La otra es un regalo de Monsiváis para la humanidad, pues ya con el prólogo a La estatua de sal nos había dejado con las ganas de más. Lo edita era y se titula Salvador Novo, lo marginal en el centro, y en efecto lo escribió su autor a partir del prólogo mencionado. Empieza Monsiváis diciendo: “A lo largo de su vida, Salvador Novo (1904-1074) irrita y fascina por la provocación y deslumbra por el talento, alarma por la conducta y tranquiliza con el ingenio, perturba por su don para el escándalo y divierte al añadir el escándalo al show de la personalidad única.
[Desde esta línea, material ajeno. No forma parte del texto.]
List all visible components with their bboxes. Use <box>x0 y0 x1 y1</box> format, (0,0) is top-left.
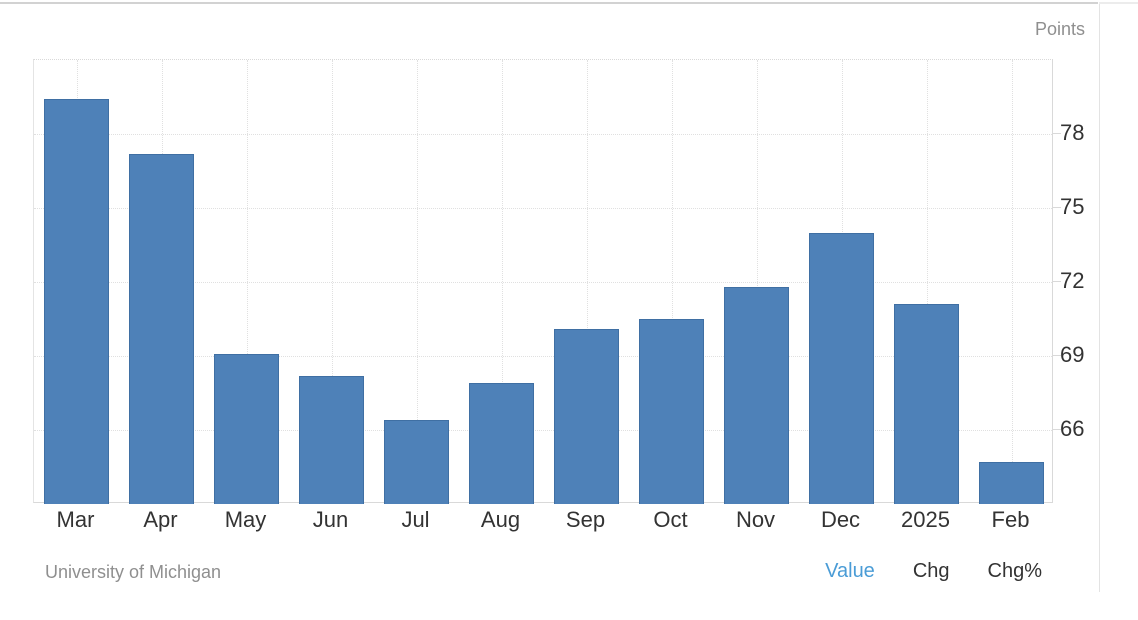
top-divider-light <box>1099 2 1138 4</box>
horizontal-gridline <box>34 208 1052 209</box>
vertical-gridline <box>926 60 928 502</box>
bar-dec[interactable] <box>809 232 874 504</box>
x-axis-label: May <box>224 507 267 532</box>
vertical-gridline <box>246 60 248 502</box>
bar-jul[interactable] <box>384 420 449 504</box>
vertical-gridline <box>416 60 418 502</box>
bar-nov[interactable] <box>724 286 789 504</box>
y-axis-label: 66 <box>1060 416 1085 441</box>
x-axis-label: Dec <box>820 507 861 532</box>
vertical-gridline <box>1011 60 1013 502</box>
horizontal-gridline <box>34 430 1052 431</box>
x-axis-label: Feb <box>991 507 1030 532</box>
right-divider <box>1099 4 1100 592</box>
x-axis-label: Nov <box>735 507 776 532</box>
y-axis-tick <box>1053 281 1061 282</box>
bar-aug[interactable] <box>469 383 534 504</box>
x-axis-label: Jun <box>312 507 349 532</box>
bar-2025[interactable] <box>894 304 959 504</box>
y-axis-label: 75 <box>1060 194 1085 219</box>
horizontal-gridline <box>34 356 1052 357</box>
y-axis-tick <box>1053 133 1061 134</box>
x-axis-label: Oct <box>653 507 688 532</box>
x-axis-label: 2025 <box>901 507 950 532</box>
series-mode-toggle: Value Chg Chg% <box>825 560 1042 583</box>
y-axis-label: 78 <box>1060 120 1085 145</box>
vertical-gridline <box>331 60 333 502</box>
vertical-gridline <box>671 60 673 502</box>
bar-jun[interactable] <box>299 375 364 504</box>
vertical-gridline <box>501 60 503 502</box>
x-axis-label: Jul <box>401 507 430 532</box>
y-axis-title: Points <box>1034 19 1085 39</box>
vertical-gridline <box>586 60 588 502</box>
bar-oct[interactable] <box>639 319 704 504</box>
bar-sep[interactable] <box>554 328 619 504</box>
x-axis-label: Sep <box>565 507 606 532</box>
vertical-gridline <box>756 60 758 502</box>
bar-mar[interactable] <box>44 99 109 504</box>
bar-apr[interactable] <box>129 153 194 504</box>
horizontal-gridline <box>34 134 1052 135</box>
y-axis-tick <box>1053 429 1061 430</box>
source-label: University of Michigan <box>45 562 222 582</box>
y-axis-label: 72 <box>1060 268 1085 293</box>
bar-feb[interactable] <box>979 462 1044 504</box>
y-axis-label: 69 <box>1060 342 1085 367</box>
x-axis-label: Mar <box>56 507 95 532</box>
chart-plot-area <box>33 59 1053 504</box>
y-axis-tick <box>1053 355 1061 356</box>
toggle-value[interactable]: Value <box>825 560 875 582</box>
x-axis-label: Aug <box>480 507 521 532</box>
y-axis-tick <box>1053 207 1061 208</box>
toggle-chg[interactable]: Chg <box>912 560 950 582</box>
top-divider <box>0 2 1098 4</box>
x-axis-label: Apr <box>143 507 178 532</box>
toggle-chg-pct[interactable]: Chg% <box>987 560 1042 582</box>
bar-may[interactable] <box>214 353 279 504</box>
horizontal-gridline <box>34 282 1052 283</box>
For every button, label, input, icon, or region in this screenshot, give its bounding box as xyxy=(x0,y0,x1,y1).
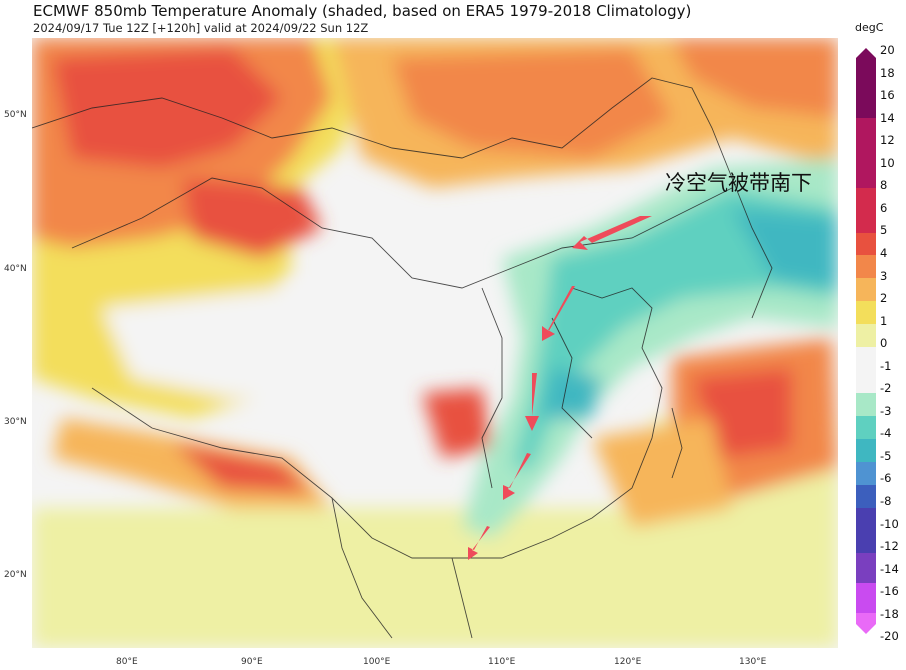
colorbar xyxy=(856,48,876,634)
annotation-text: 冷空气被带南下 xyxy=(665,171,812,195)
colorbar-tick-label: 0 xyxy=(880,336,888,351)
map-title: ECMWF 850mb Temperature Anomaly (shaded,… xyxy=(33,2,692,20)
colorbar-tick-label: 18 xyxy=(880,65,895,80)
map-subtitle: 2024/09/17 Tue 12Z [+120h] valid at 2024… xyxy=(33,21,369,35)
colorbar-tick-label: 6 xyxy=(880,200,888,215)
lon-label-90: 90°E xyxy=(241,657,263,667)
borders xyxy=(32,77,773,639)
colorbar-tick-label: -18 xyxy=(880,606,899,621)
colorbar-tick-label: -1 xyxy=(880,358,892,373)
colorbar-tick-label: 14 xyxy=(880,110,895,125)
lon-label-130: 130°E xyxy=(739,657,767,667)
temperature-anomaly-map xyxy=(32,38,838,648)
colorbar-tick-label: -6 xyxy=(880,471,892,486)
colorbar-tick-label: 4 xyxy=(880,245,888,260)
colorbar-tick-label: -3 xyxy=(880,403,892,418)
cold-air-arrows xyxy=(468,216,652,560)
map-shading xyxy=(32,38,838,648)
lat-label-30: 30°N xyxy=(4,417,27,427)
colorbar-tick-label: 10 xyxy=(880,155,895,170)
colorbar-tick-label: -20 xyxy=(880,629,899,644)
colorbar-tick-label: -16 xyxy=(880,584,899,599)
colorbar-tick-label: -2 xyxy=(880,381,892,396)
lat-label-50: 50°N xyxy=(4,110,27,120)
colorbar-tick-label: 2 xyxy=(880,291,888,306)
colorbar-tick-label: -8 xyxy=(880,494,892,508)
lat-label-20: 20°N xyxy=(4,570,27,580)
lon-label-120: 120°E xyxy=(614,657,642,667)
lon-label-110: 110°E xyxy=(488,657,516,667)
colorbar-unit: degC xyxy=(855,21,884,34)
colorbar-tick-label: 8 xyxy=(880,178,888,193)
colorbar-tick-label: -4 xyxy=(880,426,892,441)
colorbar-tick-label: -12 xyxy=(880,539,899,554)
colorbar-tick-label: -5 xyxy=(880,448,892,463)
colorbar-tick-label: 5 xyxy=(880,223,888,238)
colorbar-tick-label: 1 xyxy=(880,313,888,328)
lat-label-40: 40°N xyxy=(4,264,27,274)
lon-label-100: 100°E xyxy=(363,657,391,667)
colorbar-tick-label: 3 xyxy=(880,268,888,283)
colorbar-tick-label: -10 xyxy=(880,516,899,531)
colorbar-tick-label: 12 xyxy=(880,133,895,148)
colorbar-tick-label: -14 xyxy=(880,561,899,576)
lon-label-80: 80°E xyxy=(116,657,138,667)
colorbar-tick-label: 20 xyxy=(880,43,895,57)
colorbar-tick-label: 16 xyxy=(880,88,895,103)
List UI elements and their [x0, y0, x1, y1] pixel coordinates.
Y sólo después de su muerte se advierte la calidad del conjunto.” En este libro Monsiváis recorre la personalidad de Novo a través de las diferentes épocas de su vida: la infancia, el descubrimiento y la asunción de su homosexualidad con el autoescarnio y la ironía punzante como defensa, el grupo Ulises, Contemporáneos, el Novo oficial del inba y los regímenes priístas nacionalistas a los que él mismo antes había enfrentado, su teatro de la Capilla, etcétera etcétera. Además del profundo análisis vital, por decirlo así, del personaje, el autor traza una justa apreciación literaria de la obra de Salvador Novo. Dice, por ejemplo de su prosa: “A él –que se precia de nunca corregir sus textos– la prosa no le resulta un ‘objeto de orfebrería’, sino el resultado de la rapidez asociativa, de la complejidad de la estructura, del impulso barroco que levanta sus construcciones a manera de retablos fílmicos. A ensayos breves y artículos renovadores, se les imprime un ritmo (una intensidad) ya no fruto de la poesía o del ‘logro acústico’ tradicional, sino del acopio de información, erudición, inteligencia, calidad prosística, visión poética, cultura amplia y observaciones de vida cotidiana regidas por el desmesurado amor al presente.”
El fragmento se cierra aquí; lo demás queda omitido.